W 2018 roku Grupa APS Energia wypracowała przychody ze sprzedaży na poziomie 124 mln zł (+30% r/r). To najwyższy wynik w historii Grupy. Producent systemów zasilania gwarantowanego może się również pochwalić rekordowym portfelem zamówień wartym 66 mln zł.
W 2018 roku skonsolidowane przychody APE (APSENERGY) wzrosły r/r prawie o 30% i wyniosły najwyższe w historii 123,9 mln zł. Rekordy pojawiły się także na poziomie zysku operacyjnego, który uplasował się na poziomie 12,0 mln zł (wobec straty 0,7 mln zł w 2017 r.) oraz EBITDA 14,8 mln zł (wobec 2,2 mln w 2017 r.). Zysk netto wzrósł do poziomu 6,8 mln zł (wobec straty 2,9 mln zł w 2017 r.).
Grupa zdobyła także rekordowy backlog warty 66,4 mln zł, z czego 69% stanowią kontrakty z rynku krajowego. W roku bieżącym do realizacji pozostaje 46,6 mln zł.
– Głównym kierunkiem sprzedaży pozostaje Rosja, gdzie zdobywamy coraz więcej kontraktów dla gigantów z segmentu energetyki oraz branży naftowej. Ponadto istotny wzrost sprzedaży odnotowujemy na rynku krajowym, gdzie realizujemy zamówienia nie tylko dla sektora energetycznego, ale także dla najnowszego segmentu, jakim jest trakcja i transport. Poprawiamy również rentowność poprzez redukcję kosztów oraz pozyskiwanie wysokomarżowych zamówień, zmniejszając przy tym udział mniej rentownych usług realizowanych przez spółkę ENAP. Celem na najbliższy rok jest utrzymanie tendencji wzrostowej zarówno sprzedaży, jak i zyskowności. Według niedawno przyjętej strategii na lata 2019-2021 zamierzamy osiągnąć średnioroczne tempo wzrostu przychodów na poziomie 20% – mówi Piotr Szewczyk, prezes zarządu APS Energia.
Przychody z rynku krajowego wyniosły 45 mln zł (+16% r/r), a zagranicznego 78 mln zł (+39% r/r). Największy wzrost nastąpił w segmencie systemów zasilania (31% r/r) oraz pozostałych segmentach (75% r/r).
W lutym 2019 roku została przyjęta nowa strategia rozwoju, w której jednym z głównych elementów jest dywersyfikacja nowych rynków zbytu.

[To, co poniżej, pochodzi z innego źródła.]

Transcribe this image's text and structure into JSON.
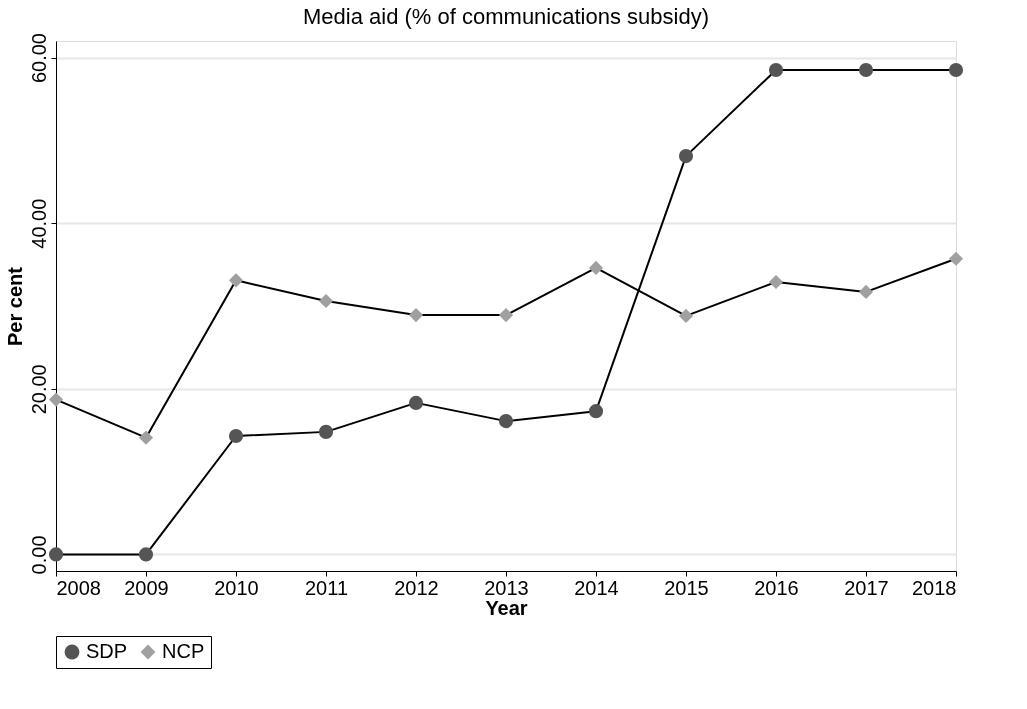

– Rynki wschodnie pozostają dla nas kluczowe. Mamy tam ugruntowaną pozycję, doświadczenie i silne relacje z miejscowymi partnerami. Chcemy zwiększać swój udział na tamtejszym rynku poprzez rozwój w zakresie urządzeń dla segmentu energetyki atomowej oraz poszerzenie kompetencji miejscowych spółek. Zamierzamy także wzmacniać swoją pozycję w Unii Europejskiej, głównie na rynkach czeskim, słowackim i węgierskim. Przez najbliższe dwa lata skoncentrujemy się na pozyskiwaniu tam głównie projektów referencyjnych. Następnie, w zależności od rezultatów, będziemy rozwijać struktury sprzedażowe i otwierać nowe przedstawicielstwa. W Polsce skupimy się przede wszystkim na rozwijaniu oferty produktowej – komentuje prezes.
Nowa strategia obejmuje również wejście na rynek z nową gamą produktów. Obecnie spółka pracuje nad 5 projektami badawczymi. Cztery z nich dotyczą branży trakcji i transportu, jeden – przemysłu.
– Branża T&T jest bardzo perspektywiczna. Obecnie pracujemy nad rozwojem nowoczesnych przetwornic statycznych dedykowanych do pojazdów metra, tramwajów, trolejbusów, pojazdów szynowych, elektrycznych zespołów trakcyjnych, lokomotyw oraz wagonów. W ostatnich latach obserwujemy dynamiczny rozwój tej branży i liczymy, że z roku na rok będziemy zwiększać w niej swój udział nie tylko na rynku polskim, ale także za granicą – dodał Piotr Szewczyk.